Uncategorized

Mengaudisi Pendamping Granit Xhaka dalam Skema 4-3-3 Arsenal

Francis Coquelin

Mungkin, dengan perubahan skema menjadi 4-3-3, Coquelin akan mendapatkan menit bermain yang lebih banyak. Kebutuhan pemain yang bisa memudahkan kerja Xhaka bisa membuat Wenger mempertimbangkan memainkan Coquelin sebagai “pengawas”. Ia tak akan banyak bergerak ke atas, dan tugasnya fokus bertahan.

Namun, kemampuan Coquelin cukup terbatas. Ia sangat baik ketika tugasnya tak terlalu rumit, misalnya ketika “menjaga” Santi Cazorla. Duet Coquelin dan Santi Cazorla sempat menjadi duet yang menjanjikan. Namun, Xhaka tentu berbeda dengan Cazorla yang bisa melakukan penetrasi dengan menggiring bola.
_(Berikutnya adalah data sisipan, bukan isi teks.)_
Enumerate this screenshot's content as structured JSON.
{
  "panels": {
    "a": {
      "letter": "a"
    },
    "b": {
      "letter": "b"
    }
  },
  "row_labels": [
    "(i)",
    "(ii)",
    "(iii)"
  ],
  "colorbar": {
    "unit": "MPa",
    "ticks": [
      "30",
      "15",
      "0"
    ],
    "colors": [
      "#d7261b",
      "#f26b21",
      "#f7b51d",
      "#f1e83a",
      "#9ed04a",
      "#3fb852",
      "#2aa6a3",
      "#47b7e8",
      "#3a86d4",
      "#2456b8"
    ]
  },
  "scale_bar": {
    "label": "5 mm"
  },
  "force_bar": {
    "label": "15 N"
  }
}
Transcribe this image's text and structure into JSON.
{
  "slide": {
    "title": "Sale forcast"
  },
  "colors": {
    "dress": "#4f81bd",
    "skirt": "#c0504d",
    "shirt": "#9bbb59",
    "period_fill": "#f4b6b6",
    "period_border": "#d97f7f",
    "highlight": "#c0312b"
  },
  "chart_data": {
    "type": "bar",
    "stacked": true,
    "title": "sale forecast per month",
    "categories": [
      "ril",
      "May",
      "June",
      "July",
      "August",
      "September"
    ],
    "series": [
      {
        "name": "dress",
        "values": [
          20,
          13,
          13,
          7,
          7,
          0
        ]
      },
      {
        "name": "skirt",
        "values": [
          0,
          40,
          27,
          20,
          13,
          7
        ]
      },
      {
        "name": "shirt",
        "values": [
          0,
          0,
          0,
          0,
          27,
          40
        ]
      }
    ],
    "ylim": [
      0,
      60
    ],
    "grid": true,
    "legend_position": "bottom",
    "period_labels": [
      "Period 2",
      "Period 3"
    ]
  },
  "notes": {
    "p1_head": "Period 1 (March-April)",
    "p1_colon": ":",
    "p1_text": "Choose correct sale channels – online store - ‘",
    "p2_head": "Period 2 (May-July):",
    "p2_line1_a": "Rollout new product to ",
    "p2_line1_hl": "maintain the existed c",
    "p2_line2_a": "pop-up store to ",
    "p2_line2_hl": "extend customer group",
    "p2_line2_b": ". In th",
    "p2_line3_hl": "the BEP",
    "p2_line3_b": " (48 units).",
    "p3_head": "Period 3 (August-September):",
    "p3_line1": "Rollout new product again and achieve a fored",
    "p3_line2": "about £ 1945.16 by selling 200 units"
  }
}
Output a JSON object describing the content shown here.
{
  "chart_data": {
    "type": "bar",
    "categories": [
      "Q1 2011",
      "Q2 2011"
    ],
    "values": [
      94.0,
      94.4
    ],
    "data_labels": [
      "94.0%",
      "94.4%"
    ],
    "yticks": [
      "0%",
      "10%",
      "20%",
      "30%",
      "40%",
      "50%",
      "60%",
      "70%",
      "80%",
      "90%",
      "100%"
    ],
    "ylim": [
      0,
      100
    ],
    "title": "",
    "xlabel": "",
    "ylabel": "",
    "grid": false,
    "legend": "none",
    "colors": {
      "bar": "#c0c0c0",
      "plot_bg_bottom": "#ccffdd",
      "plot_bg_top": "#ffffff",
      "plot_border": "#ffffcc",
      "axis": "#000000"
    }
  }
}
Oleh sebab itu, pilihan Arsenal untuk membangun serangan akan cukup terbatas ketika Coquelin bermain. Pemain yang pernah dipinjamkan ke Freiburg ini mungkin akan cocok untuk jenis pertandingan tertentu ketika Arsenal akan lebih banyak bertahan. Misalnya ketika bertemu lawan sejenis Bayern München dan klub teras Eropa lainnya.

Calum Chambers

Chambers adalah pemain yang menarik, terutama ketika Wenger beralih ke skema 4-3-3. Praktis, saat ini, Chambers menjadi pilihan terakhir sebagai bek tengah setelah Laurent Koscielny, Shkodran Mustafi, Rob Holding, Per Mertesacker, dan Nacho Monreal. Ia juga pilihan kedua sebagai bek kanan setelah Hector Bellerin.

Sebagai bek tengah, Chambers punya olah bola yang cukup bagus. Ia nyaman membangun serangan dari bawah. Bahkan, teknik umpan Chambers masih sedikit lebih baik ketimbang Coquelin. Maka, memainkannya sebagai gelandang tengah mendampingi Xhaka akan sangat menarik, terutama dari ketersediaan menit bermain.

Aspek bertahan Chambers yang kuat akan meringankan beban Xhaka. Ia juga nyaman ketika harus menguasai bola di area sendiri, menjadi opsi membangun serangan selain Xhaka. Bahkan, kemampuan mengiring bolanya tidak terlalu buruk. Asal tersedia opsi mengumpan, Chambers bisa bermain sesederhana mungkin dan menghindari membuat kesalahan yang tak perlu.

Kelemahan Chambers adalah rentan cedera, inkonsistensi, dan kadang ceroboh. Ketika situasi tak menguntungkan, seleksi umpan Chambers akan memburuk dan terlihat sedikit panik. Jika hendak menggunakan Chambers, sebaiknya Wenger memastikan struktur tim terjaga selama 90 menit pertandingan.

***

Nah, kelebihan dan kekurangan beberapa pemain audisi di atas sudah dijelaskan. Penulis sendiri memilih trio Xhaka, Elneny, dan Ramsey sebagai pilihan utama. Bagaimana dengan pembaca?